We assume that the “political climate” for our working group is increasingly encouraging on both sides of the Atlantic:

·       In the U.S., skepticism increases about the US economy’s ability to weather its imbalances without substantial domestic policy efforts. On the one hand, the reform discussions on social security, on taxation as well as on how to rein in the growing GDP share of public expenditure have intensified. On the other hand, not the least in the wake of the “Katrina” disaster, the debate on the economic role of the state in providing essential domestic public goods has been revived.

·       In Germany, the likely change of government towards a conservative-social democrat coalition improves the prospect for at least maintaining the reform momentum created by the Schröder government.

·       In France, the “post-no-vote-hangover” may ultimately lead – the more so when confronted with a continuing reform momentum in Germany – to renewed efforts at overcoming its own structural rigidities, if only after the next presidential election in early 2007.

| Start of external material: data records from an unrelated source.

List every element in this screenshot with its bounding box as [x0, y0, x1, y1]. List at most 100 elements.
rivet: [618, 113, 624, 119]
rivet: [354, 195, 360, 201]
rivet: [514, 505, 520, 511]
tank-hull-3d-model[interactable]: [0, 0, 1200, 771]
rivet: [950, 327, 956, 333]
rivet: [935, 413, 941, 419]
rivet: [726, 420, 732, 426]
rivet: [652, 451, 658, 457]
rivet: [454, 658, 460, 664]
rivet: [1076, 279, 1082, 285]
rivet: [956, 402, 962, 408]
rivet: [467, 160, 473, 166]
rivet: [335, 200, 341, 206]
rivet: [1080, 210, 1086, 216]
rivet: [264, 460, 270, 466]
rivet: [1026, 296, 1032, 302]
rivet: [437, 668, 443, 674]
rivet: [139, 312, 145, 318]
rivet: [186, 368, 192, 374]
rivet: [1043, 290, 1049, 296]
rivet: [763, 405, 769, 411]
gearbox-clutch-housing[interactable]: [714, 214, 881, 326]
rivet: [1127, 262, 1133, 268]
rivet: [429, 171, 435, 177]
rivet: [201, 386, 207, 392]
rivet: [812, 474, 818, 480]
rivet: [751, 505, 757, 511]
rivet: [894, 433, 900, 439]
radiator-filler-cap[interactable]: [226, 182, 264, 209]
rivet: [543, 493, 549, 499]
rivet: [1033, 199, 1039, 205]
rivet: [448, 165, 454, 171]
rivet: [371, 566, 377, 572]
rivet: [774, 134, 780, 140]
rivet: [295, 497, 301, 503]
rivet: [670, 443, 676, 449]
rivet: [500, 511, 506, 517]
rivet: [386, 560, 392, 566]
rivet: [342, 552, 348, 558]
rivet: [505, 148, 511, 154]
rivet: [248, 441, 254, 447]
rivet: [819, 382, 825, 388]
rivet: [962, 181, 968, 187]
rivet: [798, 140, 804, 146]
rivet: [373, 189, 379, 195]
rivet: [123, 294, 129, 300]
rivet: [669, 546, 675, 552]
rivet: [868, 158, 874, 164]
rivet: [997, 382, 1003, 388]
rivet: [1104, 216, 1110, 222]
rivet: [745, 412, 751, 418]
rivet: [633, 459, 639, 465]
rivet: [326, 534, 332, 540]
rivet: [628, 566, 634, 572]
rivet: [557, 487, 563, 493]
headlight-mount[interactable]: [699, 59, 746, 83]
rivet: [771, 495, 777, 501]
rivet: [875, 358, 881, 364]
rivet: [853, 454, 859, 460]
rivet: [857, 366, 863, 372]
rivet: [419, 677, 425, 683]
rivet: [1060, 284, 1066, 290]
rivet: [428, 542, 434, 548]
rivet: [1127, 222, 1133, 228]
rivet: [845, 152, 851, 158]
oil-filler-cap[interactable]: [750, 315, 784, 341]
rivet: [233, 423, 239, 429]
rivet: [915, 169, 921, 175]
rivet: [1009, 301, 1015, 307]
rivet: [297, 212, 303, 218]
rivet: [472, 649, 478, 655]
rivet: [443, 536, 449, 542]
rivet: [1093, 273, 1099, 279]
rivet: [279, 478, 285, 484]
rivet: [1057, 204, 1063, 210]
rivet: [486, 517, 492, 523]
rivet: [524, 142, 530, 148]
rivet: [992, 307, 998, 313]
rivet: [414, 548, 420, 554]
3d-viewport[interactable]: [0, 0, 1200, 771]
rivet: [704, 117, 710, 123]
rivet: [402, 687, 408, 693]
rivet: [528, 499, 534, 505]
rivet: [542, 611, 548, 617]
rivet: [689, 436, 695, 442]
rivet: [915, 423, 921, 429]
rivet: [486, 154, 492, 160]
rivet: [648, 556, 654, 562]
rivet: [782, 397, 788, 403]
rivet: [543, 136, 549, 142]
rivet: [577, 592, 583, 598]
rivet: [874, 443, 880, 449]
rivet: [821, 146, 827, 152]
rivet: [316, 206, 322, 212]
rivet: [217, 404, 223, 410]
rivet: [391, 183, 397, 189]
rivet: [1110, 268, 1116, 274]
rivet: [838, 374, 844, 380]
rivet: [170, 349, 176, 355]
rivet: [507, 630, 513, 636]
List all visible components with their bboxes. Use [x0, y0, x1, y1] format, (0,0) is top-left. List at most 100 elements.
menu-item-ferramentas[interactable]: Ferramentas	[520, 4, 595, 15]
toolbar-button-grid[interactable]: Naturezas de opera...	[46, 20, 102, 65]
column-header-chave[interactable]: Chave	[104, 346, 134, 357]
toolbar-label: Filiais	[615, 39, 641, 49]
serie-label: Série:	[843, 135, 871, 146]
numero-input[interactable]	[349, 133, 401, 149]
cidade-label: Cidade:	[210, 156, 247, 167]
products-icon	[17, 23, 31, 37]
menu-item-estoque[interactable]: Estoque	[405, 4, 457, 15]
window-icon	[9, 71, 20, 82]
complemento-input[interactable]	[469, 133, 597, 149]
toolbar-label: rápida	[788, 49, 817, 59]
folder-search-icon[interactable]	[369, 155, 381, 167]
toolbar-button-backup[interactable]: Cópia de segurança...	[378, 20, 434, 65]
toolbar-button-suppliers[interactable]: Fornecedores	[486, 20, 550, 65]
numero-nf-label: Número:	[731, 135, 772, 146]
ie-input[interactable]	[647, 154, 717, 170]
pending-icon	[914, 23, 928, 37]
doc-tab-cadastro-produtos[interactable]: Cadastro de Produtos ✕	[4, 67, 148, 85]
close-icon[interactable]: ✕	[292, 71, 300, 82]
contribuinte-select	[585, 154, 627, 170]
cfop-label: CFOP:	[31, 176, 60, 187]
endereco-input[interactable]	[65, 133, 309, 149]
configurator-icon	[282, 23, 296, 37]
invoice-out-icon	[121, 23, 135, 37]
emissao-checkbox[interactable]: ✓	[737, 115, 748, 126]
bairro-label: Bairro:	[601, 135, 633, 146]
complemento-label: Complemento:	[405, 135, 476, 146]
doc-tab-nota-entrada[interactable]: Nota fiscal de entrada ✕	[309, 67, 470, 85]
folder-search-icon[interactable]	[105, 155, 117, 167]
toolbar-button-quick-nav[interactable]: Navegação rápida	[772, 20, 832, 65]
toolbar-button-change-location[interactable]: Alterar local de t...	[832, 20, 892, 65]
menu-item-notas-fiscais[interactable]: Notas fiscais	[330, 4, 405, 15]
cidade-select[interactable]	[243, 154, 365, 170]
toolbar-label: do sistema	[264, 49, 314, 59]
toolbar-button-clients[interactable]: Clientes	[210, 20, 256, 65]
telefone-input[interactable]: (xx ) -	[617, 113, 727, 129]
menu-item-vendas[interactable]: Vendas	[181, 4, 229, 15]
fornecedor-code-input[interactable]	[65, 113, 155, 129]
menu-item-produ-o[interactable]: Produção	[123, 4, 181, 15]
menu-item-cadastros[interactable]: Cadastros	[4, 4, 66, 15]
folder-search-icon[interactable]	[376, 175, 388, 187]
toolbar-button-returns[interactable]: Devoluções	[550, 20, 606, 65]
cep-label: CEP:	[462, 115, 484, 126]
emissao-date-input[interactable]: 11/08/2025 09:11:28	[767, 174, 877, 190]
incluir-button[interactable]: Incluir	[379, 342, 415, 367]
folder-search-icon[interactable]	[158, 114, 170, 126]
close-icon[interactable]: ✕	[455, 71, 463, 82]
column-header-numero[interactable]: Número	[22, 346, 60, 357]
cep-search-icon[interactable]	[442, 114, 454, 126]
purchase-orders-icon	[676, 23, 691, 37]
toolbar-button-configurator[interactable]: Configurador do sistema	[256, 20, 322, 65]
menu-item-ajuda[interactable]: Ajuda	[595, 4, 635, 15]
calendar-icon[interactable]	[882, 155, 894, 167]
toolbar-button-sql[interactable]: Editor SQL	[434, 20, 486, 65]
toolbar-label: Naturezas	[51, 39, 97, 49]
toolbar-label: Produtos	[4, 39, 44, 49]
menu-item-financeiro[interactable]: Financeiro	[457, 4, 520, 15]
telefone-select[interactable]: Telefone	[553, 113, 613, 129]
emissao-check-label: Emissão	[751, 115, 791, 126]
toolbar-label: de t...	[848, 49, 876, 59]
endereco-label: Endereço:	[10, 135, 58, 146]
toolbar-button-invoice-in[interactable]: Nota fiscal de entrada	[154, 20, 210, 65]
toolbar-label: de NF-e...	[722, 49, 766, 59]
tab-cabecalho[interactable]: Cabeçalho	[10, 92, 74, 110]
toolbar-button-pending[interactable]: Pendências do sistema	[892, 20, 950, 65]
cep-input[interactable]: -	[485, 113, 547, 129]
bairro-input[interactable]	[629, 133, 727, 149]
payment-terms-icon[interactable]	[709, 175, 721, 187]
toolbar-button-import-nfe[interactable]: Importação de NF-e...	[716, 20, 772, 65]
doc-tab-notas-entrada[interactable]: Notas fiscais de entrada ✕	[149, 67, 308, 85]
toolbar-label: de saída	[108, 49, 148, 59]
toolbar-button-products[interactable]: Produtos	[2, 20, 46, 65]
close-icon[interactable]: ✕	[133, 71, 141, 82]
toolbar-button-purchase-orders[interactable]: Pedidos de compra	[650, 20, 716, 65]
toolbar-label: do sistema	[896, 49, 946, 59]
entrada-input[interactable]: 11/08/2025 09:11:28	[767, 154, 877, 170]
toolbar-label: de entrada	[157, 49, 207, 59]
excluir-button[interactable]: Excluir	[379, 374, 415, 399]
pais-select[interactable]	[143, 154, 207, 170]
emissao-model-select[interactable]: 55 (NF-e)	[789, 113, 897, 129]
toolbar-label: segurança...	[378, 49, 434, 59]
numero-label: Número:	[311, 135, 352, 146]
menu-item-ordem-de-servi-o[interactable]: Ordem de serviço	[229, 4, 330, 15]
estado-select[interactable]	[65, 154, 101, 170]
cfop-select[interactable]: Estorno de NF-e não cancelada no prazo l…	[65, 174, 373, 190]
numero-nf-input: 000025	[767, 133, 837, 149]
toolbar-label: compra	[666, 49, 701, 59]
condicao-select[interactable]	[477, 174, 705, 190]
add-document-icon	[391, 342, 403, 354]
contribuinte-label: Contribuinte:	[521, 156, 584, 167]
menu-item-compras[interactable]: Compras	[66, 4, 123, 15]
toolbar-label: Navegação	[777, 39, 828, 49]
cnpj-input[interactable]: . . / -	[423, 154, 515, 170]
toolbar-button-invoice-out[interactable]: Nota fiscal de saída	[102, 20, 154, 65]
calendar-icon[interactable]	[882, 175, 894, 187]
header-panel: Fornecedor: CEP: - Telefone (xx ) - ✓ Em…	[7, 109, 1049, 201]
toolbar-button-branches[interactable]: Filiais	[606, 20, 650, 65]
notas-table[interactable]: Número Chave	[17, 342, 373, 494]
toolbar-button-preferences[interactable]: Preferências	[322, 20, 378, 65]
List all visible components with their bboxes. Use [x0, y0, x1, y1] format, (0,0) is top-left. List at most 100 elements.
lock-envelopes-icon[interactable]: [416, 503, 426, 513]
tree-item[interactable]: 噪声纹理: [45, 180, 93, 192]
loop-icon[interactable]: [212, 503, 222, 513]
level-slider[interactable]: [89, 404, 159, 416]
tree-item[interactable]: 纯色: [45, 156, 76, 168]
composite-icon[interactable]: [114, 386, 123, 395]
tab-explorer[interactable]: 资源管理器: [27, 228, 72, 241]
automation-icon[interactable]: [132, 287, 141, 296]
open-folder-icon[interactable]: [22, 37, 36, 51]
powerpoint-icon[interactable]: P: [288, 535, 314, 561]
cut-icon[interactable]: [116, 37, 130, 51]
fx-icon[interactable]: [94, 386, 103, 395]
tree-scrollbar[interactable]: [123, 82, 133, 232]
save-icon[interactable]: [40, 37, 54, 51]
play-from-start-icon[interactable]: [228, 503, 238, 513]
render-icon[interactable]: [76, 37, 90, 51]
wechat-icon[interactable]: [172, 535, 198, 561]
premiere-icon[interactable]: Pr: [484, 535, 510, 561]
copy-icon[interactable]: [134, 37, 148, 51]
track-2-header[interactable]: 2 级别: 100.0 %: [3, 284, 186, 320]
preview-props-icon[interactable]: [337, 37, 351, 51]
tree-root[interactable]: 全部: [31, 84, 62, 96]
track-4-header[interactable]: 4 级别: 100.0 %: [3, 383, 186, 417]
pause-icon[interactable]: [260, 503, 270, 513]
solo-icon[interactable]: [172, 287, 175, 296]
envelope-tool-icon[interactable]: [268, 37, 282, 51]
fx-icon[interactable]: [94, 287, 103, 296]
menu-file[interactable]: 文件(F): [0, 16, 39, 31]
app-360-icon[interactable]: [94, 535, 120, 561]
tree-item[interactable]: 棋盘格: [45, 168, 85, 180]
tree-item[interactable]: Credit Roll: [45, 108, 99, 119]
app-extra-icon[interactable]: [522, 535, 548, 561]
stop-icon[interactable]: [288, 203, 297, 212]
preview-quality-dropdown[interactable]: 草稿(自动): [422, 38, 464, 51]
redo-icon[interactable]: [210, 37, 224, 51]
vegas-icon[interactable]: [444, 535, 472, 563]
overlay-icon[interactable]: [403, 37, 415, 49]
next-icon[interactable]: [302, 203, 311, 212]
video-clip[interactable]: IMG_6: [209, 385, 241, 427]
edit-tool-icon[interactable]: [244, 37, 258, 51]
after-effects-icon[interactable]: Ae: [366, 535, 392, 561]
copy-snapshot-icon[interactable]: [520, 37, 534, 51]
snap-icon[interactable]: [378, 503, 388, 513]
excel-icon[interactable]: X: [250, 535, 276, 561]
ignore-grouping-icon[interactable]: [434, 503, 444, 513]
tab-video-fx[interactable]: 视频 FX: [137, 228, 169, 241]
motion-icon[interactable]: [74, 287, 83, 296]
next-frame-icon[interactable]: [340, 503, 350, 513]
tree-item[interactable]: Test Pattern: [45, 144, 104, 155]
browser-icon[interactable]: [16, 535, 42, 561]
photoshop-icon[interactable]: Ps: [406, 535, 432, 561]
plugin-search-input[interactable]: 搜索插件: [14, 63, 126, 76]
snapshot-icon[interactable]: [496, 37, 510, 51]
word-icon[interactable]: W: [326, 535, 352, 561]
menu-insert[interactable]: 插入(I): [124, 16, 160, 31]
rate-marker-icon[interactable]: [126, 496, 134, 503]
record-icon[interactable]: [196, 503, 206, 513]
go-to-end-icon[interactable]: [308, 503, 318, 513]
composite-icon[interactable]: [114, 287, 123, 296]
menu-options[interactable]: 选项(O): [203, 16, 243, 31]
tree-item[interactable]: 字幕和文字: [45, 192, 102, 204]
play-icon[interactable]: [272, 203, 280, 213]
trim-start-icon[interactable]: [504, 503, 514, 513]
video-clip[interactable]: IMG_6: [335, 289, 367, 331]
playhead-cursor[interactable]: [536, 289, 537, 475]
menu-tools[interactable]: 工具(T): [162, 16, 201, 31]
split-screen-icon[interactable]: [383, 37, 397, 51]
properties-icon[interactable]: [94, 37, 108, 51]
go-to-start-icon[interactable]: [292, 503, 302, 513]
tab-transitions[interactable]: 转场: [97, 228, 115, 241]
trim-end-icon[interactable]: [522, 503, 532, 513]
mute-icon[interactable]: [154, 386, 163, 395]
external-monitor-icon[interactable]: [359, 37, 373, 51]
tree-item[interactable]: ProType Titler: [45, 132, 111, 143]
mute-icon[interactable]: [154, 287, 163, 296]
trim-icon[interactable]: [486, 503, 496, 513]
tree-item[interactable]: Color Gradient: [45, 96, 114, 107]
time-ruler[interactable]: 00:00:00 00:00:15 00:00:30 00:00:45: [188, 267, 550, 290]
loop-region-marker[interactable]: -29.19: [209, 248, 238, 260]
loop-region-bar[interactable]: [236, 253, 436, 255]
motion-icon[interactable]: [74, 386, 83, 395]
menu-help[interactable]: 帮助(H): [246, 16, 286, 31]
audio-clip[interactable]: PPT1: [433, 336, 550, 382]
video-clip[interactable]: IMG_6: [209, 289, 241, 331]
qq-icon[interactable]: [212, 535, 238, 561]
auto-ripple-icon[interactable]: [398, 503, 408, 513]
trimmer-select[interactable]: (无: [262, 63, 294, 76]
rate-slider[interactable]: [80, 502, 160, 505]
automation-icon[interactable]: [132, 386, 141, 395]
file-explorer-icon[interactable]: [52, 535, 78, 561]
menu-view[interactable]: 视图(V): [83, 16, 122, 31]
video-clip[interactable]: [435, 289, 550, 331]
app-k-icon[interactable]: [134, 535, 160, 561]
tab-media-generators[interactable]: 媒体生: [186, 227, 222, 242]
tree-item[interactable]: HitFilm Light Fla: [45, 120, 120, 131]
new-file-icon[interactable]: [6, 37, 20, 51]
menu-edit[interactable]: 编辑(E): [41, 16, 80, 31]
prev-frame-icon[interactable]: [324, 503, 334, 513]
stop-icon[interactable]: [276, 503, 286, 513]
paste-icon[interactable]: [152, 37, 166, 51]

·       Britain has aimed at giving the European reform process – not last embodied in the “Lisbon Agenda” - renewed vigor during its presidency in the current second half of 2005. The British government clearly wants to underpin its own European credentials in this debate as a benchmark of successful economic reform.

 
4. Procedure and tentative scheduling:

The core working group, to be formed by about 6-7 participants from Europe (probably from France, Germany, United Kingdom) and the same number of American members, should meet twice for a one-and-a-half-day workshop.

We will meet for a first workshop in Washington, on 26-27 January 2006; to be convened at the Institute for International Economics.

A second workshop is scheduled for 11-12 May 2006 in Berlin at the SWP.

At each meeting, additional local participants from government, Congress/Bundestag and the think tank community will be invited.
The
Berlin meeting will receive additional support from the European Commission.